Question

My program does NxN matrices multiplication where elements of both the matrices are initialized to values (0, 1, 2, ... N) using a for loop. Both the matrix elements are of type float. There is no memory allocation problem. Matrix sizes are input as a multiple of 4 eg: 4x4 or 8x8 etc. The answers are verified with a sequential calculation. Everything works fine upto matrix size of 64x64. A difference between the sequential version and SSE version is observed only when the matrix size exceeds 64 (eg: 68 x 68).

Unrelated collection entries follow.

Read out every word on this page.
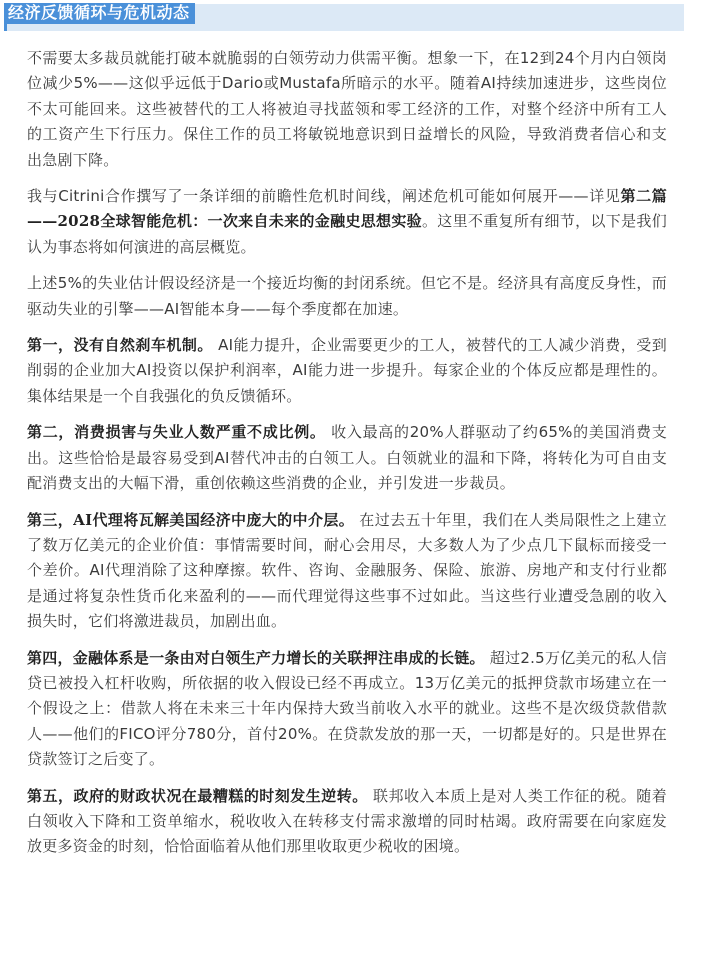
经济反馈循环与危机动态

不需要太多裁员就能打破本就脆弱的白领劳动力供需平衡。想象一下，在12到24个月内白领岗位减少5%——这似乎远低于Dario或Mustafa所暗示的水平。随着AI持续加速进步，这些岗位不太可能回来。这些被替代的工人将被迫寻找蓝领和零工经济的工作，对整个经济中所有工人的工资产生下行压力。保住工作的员工将敏锐地意识到日益增长的风险，导致消费者信心和支出急剧下降。

我与Citrini合作撰写了一条详细的前瞻性危机时间线，阐述危机可能如何展开——详见第二篇——2028全球智能危机：一次来自未来的金融史思想实验。这里不重复所有细节，以下是我们认为事态将如何演进的高层概览。

上述5%的失业估计假设经济是一个接近均衡的封闭系统。但它不是。经济具有高度反身性，而驱动失业的引擎——AI智能本身——每个季度都在加速。

第一，没有自然刹车机制。 AI能力提升，企业需要更少的工人，被替代的工人减少消费，受到削弱的企业加大AI投资以保护利润率，AI能力进一步提升。每家企业的个体反应都是理性的。集体结果是一个自我强化的负反馈循环。

第二，消费损害与失业人数严重不成比例。 收入最高的20%人群驱动了约65%的美国消费支出。这些恰恰是最容易受到AI替代冲击的白领工人。白领就业的温和下降，将转化为可自由支配消费支出的大幅下滑，重创依赖这些消费的企业，并引发进一步裁员。

第三，AI代理将瓦解美国经济中庞大的中介层。 在过去五十年里，我们在人类局限性之上建立了数万亿美元的企业价值：事情需要时间，耐心会用尽，大多数人为了少点几下鼠标而接受一个差价。AI代理消除了这种摩擦。软件、咨询、金融服务、保险、旅游、房地产和支付行业都是通过将复杂性货币化来盈利的——而代理觉得这些事不过如此。当这些行业遭受急剧的收入损失时，它们将激进裁员，加剧出血。

第四，金融体系是一条由对白领生产力增长的关联押注串成的长链。 超过2.5万亿美元的私人信贷已被投入杠杆收购，所依据的收入假设已经不再成立。13万亿美元的抵押贷款市场建立在一个假设之上：借款人将在未来三十年内保持大致当前收入水平的就业。这些不是次级贷款借款人——他们的FICO评分780分，首付20%。在贷款发放的那一天，一切都是好的。只是世界在贷款签订之后变了。

第五，政府的财政状况在最糟糕的时刻发生逆转。 联邦收入本质上是对人类工作征的税。随着白领收入下降和工资单缩水，税收收入在转移支付需求激增的同时枯竭。政府需要在向家庭发放更多资金的时刻，恰恰面临着从他们那里收取更少税收的困境。
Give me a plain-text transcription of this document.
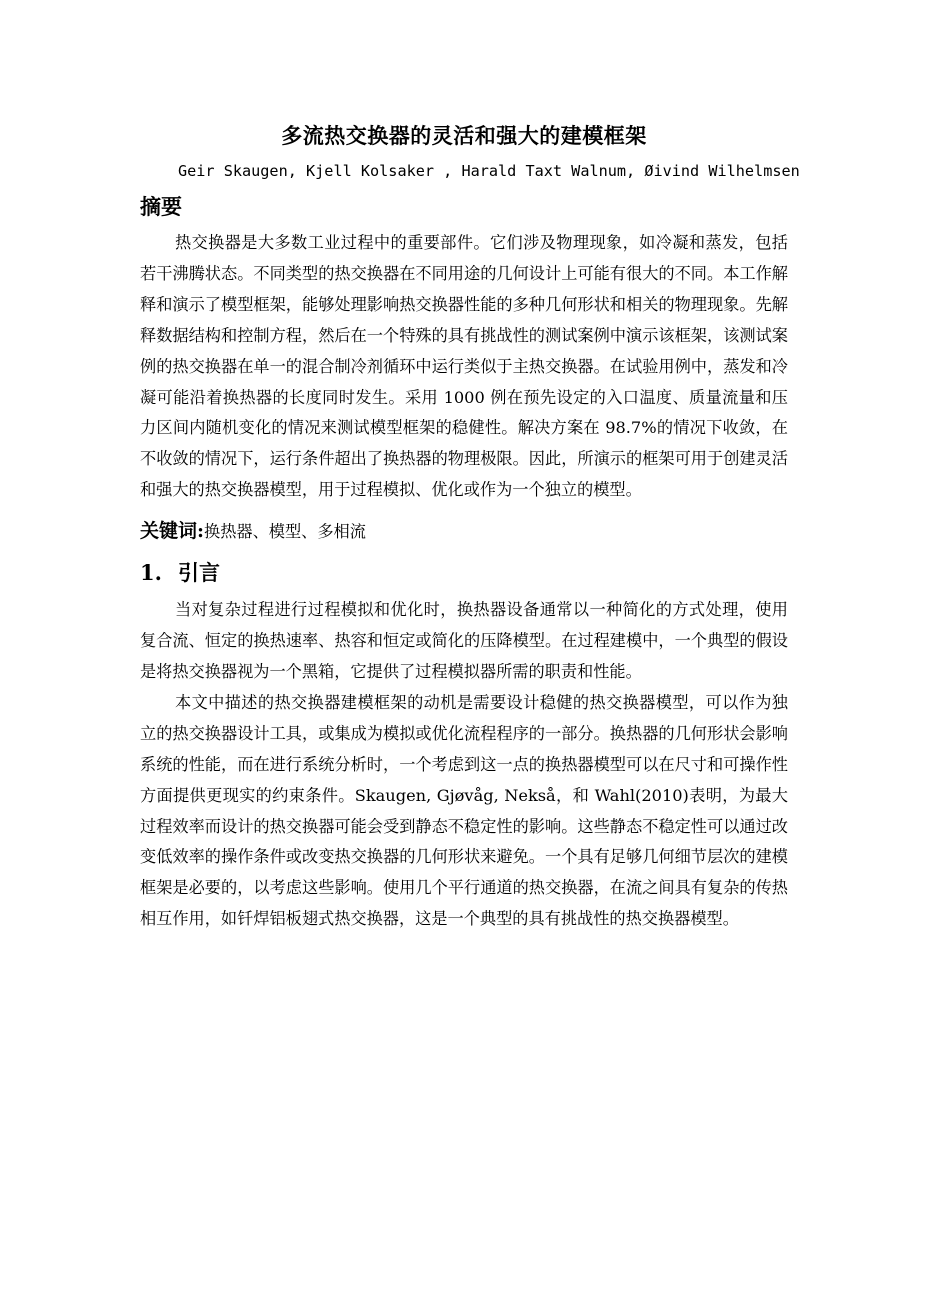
多流热交换器的灵活和强大的建模框架
Geir Skaugen, Kjell Kolsaker , Harald Taxt Walnum, Øivind Wilhelmsen
摘要

热交换器是大多数工业过程中的重要部件。它们涉及物理现象，如冷凝和蒸发，包括若干沸腾状态。不同类型的热交换器在不同用途的几何设计上可能有很大的不同。本工作解释和演示了模型框架，能够处理影响热交换器性能的多种几何形状和相关的物理现象。先解释数据结构和控制方程，然后在一个特殊的具有挑战性的测试案例中演示该框架，该测试案例的热交换器在单一的混合制冷剂循环中运行类似于主热交换器。在试验用例中，蒸发和冷凝可能沿着换热器的长度同时发生。采用 1000 例在预先设定的入口温度、质量流量和压力区间内随机变化的情况来测试模型框架的稳健性。解决方案在 98.7%的情况下收敛，在不收敛的情况下，运行条件超出了换热器的物理极限。因此，所演示的框架可用于创建灵活和强大的热交换器模型，用于过程模拟、优化或作为一个独立的模型。

关键词:换热器、模型、多相流
1. 引言

当对复杂过程进行过程模拟和优化时，换热器设备通常以一种简化的方式处理，使用复合流、恒定的换热速率、热容和恒定或简化的压降模型。在过程建模中，一个典型的假设是将热交换器视为一个黑箱，它提供了过程模拟器所需的职责和性能。

本文中描述的热交换器建模框架的动机是需要设计稳健的热交换器模型，可以作为独立的热交换器设计工具，或集成为模拟或优化流程程序的一部分。换热器的几何形状会影响系统的性能，而在进行系统分析时，一个考虑到这一点的换热器模型可以在尺寸和可操作性方面提供更现实的约束条件。Skaugen, Gjøvåg, Nekså，和 Wahl(2010)表明，为最大过程效率而设计的热交换器可能会受到静态不稳定性的影响。这些静态不稳定性可以通过改变低效率的操作条件或改变热交换器的几何形状来避免。一个具有足够几何细节层次的建模框架是必要的，以考虑这些影响。使用几个平行通道的热交换器，在流之间具有复杂的传热相互作用，如钎焊铝板翅式热交换器，这是一个典型的具有挑战性的热交换器模型。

SSE snippet is as shown (size = 68):

void matrix_mult_sse(int size, float *mat1_in, float *mat2_in, float *ans_out) { __m128 a_line, b_line, r_line; int i, j, k; for (k = 0; k < size * size; k += size) { for (i = 0; i < size; i += 4) { j = 0; b_line = _mm_load_ps(&mat2_in[i]); a_line = _mm_set1_ps(mat1_in[j + k]); r_line = _mm_mul_ps(a_line, b_line); for (j = 1; j < size; j++) { b_line = _mm_load_ps(&mat2_in[j * size + i]); a_line = _mm_set1_ps(mat1_in[j + k]); r_line = _mm_add_ps(_mm_mul_ps(a_line, b_line), r_line); } _mm_store_ps(&ans_out[i + k], r_line); } } }

With this, the answer differs at element 3673 where I get the answers of multiplication as follows

scalar: 576030144.000000 & SSE: 576030208.000000

I also wrote a similar program in Java with the same initialization and setup and N = 68 and for element 3673, I got the answer as 576030210.000000

Now there are three different answers and I'm not sure how to proceed. Why does this difference occur and how do we eliminate this?

Was it helpful?

Solution

I am summarizing the discussion in order to close this question as answered.

So according to the article (What Every Computer Scientist Should Know About Floating-Point Arithmetic) in link, floating point always results in a rounding error which is a direct consequence of the approximate representation nature of the floating point number.

Arithmetic operations such as addition, subtraction etc results in a precision error. Hence, the 6 most significant digits of the floating point answer (irrespective of where the decimal point is situated) can be considered to be accurate while the other digits may be erroneous (prone to precision error).